Adentrarse en las cuarterías del pago de Juan Grande, en
San Bartolomé de Tirajana, el mayor municipio turístico de la isla de
Gran Canaria, es viajar en el tiempo. Medio siglo atrás, en estos
barracones se hacinaban familias de aparceros del tomate al servicio de
un conde, el de la Vega Grande, que dominaba vastas extensiones de
terreno en el sur de Gran Canaria. A la de Candelaria (nombre ficticio)

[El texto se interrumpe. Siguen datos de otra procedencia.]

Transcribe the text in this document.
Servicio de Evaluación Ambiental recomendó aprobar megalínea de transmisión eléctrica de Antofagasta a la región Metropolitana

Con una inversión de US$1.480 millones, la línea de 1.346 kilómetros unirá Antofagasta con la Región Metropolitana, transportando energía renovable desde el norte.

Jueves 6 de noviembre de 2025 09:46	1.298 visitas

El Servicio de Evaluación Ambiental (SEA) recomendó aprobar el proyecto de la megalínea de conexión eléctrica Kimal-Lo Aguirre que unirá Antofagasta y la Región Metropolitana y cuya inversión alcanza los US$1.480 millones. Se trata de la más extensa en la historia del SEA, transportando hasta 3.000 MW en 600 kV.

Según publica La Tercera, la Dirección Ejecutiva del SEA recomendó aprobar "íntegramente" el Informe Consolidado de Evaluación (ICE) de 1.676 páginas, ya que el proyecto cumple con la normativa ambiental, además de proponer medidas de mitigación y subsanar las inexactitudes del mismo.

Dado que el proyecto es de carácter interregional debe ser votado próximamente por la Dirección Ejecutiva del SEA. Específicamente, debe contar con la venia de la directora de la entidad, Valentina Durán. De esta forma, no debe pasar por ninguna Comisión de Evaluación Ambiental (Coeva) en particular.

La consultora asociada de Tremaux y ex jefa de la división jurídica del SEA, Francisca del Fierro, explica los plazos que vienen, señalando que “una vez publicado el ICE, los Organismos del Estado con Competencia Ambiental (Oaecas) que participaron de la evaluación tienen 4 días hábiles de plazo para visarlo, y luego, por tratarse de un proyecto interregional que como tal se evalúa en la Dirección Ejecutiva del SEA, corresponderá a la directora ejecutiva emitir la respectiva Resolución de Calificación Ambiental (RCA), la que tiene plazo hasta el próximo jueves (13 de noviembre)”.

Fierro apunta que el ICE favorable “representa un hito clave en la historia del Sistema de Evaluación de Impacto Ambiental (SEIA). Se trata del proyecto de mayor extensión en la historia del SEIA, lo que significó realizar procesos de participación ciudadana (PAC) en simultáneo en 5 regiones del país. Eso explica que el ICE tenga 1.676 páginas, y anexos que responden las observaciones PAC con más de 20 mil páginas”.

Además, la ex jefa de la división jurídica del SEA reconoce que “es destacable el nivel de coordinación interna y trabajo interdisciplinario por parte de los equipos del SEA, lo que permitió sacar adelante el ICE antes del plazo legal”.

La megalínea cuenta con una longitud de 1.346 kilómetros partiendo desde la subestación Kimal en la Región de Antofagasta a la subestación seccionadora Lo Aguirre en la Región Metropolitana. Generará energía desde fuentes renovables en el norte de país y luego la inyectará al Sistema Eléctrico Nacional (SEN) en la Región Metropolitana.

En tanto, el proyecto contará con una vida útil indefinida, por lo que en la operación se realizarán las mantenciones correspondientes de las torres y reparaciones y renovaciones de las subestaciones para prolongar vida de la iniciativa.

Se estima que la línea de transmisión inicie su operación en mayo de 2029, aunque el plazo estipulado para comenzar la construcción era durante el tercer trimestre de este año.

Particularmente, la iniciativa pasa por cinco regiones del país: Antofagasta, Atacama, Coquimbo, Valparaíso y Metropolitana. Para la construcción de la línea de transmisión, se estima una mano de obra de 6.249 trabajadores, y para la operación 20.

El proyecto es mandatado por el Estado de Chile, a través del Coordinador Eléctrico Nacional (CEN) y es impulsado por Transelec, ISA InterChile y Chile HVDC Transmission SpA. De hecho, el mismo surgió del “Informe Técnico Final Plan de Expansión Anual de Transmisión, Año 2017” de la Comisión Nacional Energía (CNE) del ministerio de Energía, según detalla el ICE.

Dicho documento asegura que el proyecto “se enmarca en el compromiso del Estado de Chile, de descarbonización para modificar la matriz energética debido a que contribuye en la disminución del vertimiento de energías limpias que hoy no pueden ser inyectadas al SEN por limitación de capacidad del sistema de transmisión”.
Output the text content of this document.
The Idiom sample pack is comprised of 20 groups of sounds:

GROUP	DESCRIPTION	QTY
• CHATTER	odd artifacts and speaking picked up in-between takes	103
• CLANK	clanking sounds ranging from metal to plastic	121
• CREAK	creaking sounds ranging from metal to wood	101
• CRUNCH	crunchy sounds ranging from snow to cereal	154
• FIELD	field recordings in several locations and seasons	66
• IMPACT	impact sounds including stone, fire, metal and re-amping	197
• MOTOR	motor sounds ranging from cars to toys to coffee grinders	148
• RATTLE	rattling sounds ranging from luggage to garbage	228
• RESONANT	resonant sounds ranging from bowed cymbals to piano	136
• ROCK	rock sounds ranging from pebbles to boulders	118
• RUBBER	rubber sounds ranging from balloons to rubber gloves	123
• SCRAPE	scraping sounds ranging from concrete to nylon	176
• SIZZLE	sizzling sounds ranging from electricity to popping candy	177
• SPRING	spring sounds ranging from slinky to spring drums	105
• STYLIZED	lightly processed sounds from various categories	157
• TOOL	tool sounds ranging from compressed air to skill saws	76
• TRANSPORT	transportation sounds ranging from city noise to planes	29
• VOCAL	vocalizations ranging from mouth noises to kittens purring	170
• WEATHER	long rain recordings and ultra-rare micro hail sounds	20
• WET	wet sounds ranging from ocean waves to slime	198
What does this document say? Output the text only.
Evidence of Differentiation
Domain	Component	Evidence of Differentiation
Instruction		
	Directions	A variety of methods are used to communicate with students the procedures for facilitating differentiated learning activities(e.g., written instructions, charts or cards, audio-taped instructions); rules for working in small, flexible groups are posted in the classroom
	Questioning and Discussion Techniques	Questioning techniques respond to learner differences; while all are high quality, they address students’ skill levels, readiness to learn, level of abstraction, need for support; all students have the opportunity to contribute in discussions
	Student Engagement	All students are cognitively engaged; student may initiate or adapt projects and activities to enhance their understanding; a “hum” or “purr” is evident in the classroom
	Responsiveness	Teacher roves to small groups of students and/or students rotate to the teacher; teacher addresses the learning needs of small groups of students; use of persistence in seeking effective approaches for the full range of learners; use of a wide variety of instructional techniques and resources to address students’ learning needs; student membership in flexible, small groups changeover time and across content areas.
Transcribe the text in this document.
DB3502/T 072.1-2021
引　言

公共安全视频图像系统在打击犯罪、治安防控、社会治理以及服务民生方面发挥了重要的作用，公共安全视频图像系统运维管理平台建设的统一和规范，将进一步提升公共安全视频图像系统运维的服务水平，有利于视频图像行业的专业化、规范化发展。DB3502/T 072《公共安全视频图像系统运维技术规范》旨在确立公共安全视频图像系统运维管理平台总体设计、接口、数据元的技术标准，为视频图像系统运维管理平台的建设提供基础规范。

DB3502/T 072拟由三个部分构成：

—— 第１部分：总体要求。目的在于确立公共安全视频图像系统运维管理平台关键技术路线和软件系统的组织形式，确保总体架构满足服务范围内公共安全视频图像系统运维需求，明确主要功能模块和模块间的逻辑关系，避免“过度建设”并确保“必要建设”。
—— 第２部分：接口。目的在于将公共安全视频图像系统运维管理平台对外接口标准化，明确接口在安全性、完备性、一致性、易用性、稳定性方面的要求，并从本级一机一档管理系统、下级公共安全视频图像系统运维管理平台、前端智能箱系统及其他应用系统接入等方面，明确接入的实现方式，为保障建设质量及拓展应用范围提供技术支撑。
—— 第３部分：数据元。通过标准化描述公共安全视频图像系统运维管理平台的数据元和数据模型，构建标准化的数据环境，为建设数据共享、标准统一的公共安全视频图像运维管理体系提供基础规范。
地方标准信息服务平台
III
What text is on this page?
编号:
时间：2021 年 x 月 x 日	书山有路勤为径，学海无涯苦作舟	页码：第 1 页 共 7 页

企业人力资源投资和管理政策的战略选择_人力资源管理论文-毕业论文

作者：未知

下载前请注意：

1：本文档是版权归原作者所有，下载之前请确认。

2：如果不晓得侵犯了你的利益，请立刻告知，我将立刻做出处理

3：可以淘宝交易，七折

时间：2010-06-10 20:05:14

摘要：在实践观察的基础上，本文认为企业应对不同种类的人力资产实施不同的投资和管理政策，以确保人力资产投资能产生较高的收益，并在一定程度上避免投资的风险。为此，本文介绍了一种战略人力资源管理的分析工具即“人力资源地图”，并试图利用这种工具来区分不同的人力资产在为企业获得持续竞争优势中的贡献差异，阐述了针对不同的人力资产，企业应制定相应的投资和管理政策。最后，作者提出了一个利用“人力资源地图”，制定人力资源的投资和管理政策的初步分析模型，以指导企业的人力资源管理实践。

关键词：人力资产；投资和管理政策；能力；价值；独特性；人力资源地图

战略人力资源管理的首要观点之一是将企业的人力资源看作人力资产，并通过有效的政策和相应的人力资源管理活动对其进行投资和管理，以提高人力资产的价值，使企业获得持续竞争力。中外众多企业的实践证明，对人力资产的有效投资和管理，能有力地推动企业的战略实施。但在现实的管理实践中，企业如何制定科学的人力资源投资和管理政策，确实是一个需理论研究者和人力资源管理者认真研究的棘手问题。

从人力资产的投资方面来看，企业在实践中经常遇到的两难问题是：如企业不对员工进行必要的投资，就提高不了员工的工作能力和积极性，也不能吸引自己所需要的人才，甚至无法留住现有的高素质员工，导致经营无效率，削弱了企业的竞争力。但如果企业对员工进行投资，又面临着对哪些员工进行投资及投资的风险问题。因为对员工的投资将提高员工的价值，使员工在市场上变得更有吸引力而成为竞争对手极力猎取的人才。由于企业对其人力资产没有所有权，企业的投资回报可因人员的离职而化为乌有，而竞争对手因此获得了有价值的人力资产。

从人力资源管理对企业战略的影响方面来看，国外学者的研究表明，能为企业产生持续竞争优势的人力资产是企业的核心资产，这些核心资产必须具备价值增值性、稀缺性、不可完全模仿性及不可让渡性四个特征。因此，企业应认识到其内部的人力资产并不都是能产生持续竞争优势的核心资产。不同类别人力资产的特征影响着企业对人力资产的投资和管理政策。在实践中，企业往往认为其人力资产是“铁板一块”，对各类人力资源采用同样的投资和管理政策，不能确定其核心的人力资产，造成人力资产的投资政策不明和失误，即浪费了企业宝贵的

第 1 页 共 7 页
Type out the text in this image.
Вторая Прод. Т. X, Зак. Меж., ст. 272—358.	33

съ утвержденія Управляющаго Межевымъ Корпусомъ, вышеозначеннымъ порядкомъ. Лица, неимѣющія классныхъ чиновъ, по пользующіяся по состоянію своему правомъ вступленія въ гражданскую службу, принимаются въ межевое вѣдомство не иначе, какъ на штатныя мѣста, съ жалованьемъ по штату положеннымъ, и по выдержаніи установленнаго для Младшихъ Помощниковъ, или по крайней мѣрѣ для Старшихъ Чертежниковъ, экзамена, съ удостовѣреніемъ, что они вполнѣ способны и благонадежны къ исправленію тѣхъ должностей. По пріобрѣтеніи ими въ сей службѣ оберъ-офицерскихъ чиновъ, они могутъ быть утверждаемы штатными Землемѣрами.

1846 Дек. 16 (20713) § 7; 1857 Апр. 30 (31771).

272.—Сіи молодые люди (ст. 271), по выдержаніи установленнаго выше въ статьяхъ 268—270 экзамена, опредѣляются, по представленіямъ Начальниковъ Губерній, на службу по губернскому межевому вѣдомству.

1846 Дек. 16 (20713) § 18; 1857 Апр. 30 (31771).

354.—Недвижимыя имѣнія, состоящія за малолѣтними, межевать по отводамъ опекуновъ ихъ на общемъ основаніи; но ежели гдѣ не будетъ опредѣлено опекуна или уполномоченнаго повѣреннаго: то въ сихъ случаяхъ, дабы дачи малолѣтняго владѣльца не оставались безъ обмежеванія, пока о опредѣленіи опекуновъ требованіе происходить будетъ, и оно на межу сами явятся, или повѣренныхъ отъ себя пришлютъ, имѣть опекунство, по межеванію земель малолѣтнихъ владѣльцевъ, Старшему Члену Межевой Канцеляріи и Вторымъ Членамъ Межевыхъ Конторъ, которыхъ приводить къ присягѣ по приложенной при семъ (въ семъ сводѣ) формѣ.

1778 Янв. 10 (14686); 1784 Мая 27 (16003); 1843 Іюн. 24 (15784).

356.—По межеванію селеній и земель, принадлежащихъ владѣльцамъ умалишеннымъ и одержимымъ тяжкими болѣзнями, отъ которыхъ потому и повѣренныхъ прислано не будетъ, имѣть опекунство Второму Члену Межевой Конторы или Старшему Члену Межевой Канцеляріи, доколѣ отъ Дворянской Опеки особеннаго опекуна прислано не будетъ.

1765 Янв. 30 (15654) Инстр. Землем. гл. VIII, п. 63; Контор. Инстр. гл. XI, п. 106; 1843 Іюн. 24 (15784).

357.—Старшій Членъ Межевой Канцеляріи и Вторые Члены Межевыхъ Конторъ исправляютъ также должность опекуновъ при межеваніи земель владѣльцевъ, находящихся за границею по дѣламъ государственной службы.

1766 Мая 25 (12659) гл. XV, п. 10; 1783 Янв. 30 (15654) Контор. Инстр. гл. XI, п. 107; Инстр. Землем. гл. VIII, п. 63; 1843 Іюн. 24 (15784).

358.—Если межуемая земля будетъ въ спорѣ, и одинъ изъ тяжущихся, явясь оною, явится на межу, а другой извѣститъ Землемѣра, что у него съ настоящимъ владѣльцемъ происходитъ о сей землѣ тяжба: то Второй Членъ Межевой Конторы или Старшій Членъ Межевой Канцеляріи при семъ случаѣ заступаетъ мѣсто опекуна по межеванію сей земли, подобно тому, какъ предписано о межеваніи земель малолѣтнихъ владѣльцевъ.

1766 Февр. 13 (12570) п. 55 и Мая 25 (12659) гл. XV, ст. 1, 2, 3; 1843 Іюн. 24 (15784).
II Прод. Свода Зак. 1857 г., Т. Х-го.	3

la trajeron de Moya, municipio norteño, Juan y Candidito, emisarios de
Alejandro del Castillo y del Castillo, octavo conde de la estirpe y tío
del actual, Alejandro del Castillo Bravo de Laguna. Corrían los años
sesenta y la familia de nobles, que presume de haber introducido el
tomate y el turismo en la isla, buscaba en el norte mano de obra para
trabajar en sus tierras.
Candelaria, entonces menor
de edad, compartía un pequeño habitáculo, una infravivienda de menos de
treinta metros cuadrados, sin agua y sin luz, con su madre y sus cinco
hermanos. Vivía allí a cambio de trabajo, como parte del salario. A las
siete de la mañana acudía al almacén contiguo a hacer ceretos, remendar
cajas y empaquetar los tomates que partían en camiones de noche hacia el
puerto de la Luz y de Las Palmas, en la capital. A las dos regresaba a
los barracones para almorzar y a la tarde estaba de vuelta en el
almacén. Candelaria recuerda con un fino hilo de voz, casi
imperceptible, esas extenuantes jornadas que en ocasiones se prolongaban
“hasta las dos y las tres de la madrugada”. “Ni en Viernes Santo
descansaba”, relata mientras muestra los callos de los dedos como
prueba.
Más de cincuenta años después, los herederos del condado
de la Vega Grande están a punto de dejarle sin casa. Candelaria es una
de las 63 personas, 24 de ellas menores, que habitan en las cuarterías,
hoy remozadas. En total, 19 familias de extracción obrera, muchas de
ellas integradas por desempleados de larga duración. Aún quedan algunos
de los antiguos trabajadores de las tomateras del conde, pero la mayoría
son hijos o sobrinos de los jornaleros, que permanecieron en los
barracones, sin contrato ni pago de alquiler, pero con el consentimiento
de los aristócratas, tras la quiebra del negocio de explotación
agrícola, en los años ochenta. Desde hace tres meses luchan contra la
amenaza de la piqueta. Los propietarios del terreno, una parcela de unos
1.800 metros cuadrados, quieren derruir las cuarterías para construir
en su lugar una nave industrial.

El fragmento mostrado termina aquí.